So you mean there is no correlation at all? By trading strategies, I mean to take this in as a factor if there is any correlation, not solely rely on this to make trading decisions. In the past few months, solar got hit pretty hard, while the airline companies seem to go back up. Take Yge & UAUA as an example, UAUA & YGE were both in the 20's few months back. Then as oil rose  to $140 and economic condition worsen, UAUA dropped to $5 while YGE stayed in the 20's. And now oil price dropped to $70, the UAUA and YGE seemed to switch positions. YGE is now at $4 while UAUA is in the $13-$15 range.

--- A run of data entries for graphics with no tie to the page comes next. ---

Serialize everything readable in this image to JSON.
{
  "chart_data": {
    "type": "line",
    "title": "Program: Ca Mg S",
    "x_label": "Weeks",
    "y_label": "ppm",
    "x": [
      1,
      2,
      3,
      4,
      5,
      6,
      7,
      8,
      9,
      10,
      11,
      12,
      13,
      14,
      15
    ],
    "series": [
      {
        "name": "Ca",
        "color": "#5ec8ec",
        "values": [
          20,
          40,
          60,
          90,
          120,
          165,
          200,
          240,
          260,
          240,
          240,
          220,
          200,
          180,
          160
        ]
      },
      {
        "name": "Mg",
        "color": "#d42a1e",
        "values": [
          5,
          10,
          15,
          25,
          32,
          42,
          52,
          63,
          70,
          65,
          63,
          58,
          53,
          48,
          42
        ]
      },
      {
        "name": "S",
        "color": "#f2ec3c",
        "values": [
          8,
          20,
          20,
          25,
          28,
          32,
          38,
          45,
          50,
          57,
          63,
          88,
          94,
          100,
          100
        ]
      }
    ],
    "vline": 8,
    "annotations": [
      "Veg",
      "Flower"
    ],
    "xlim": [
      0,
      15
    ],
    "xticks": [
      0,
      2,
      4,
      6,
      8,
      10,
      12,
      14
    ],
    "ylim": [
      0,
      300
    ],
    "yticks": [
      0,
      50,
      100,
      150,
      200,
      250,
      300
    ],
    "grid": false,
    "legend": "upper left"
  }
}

They are both very volatile stocks, rising and dropping from 10%-30% a day, so I was just wondering if we can develop any method to day trade or swing trade these 2 stocks.


----------



## Pairs Trader (27 October 2008)

Actually UAUA-YGE has poor correlation currently at -15.92% and hasn't gone higher than 70% in almost a year.


----------



## shulink (31 October 2008)

yah, they have poor correlation about 0.36 in the past 60 days. I should have asked the question "is there any relationships between the 2 stocks or industries" instead of correlation, since correlation is calculated by the coefficient correlation formula.


----------



## steve80 (4 November 2008)

They have a very weak correlation between them. Airliners trend to go down as oil goes up. As oil goes up their is a move to invest in renewable energy sources and that is when solars goes up.


----------



## Glen48 (4 November 2008)

Before any thing happens in the share market or any other market we need to get consumer confidence back up. Until that happens they can drop interest rate to .00001% and things will stay the same.
Australia has the highest debt per person, highest house prices  compared to income, house prices at 8-9 times income and EVERY trhing has to and will go down just like next months figures will show and continue down for years.
So sit back and wait..wait.. wait then pounce.


----------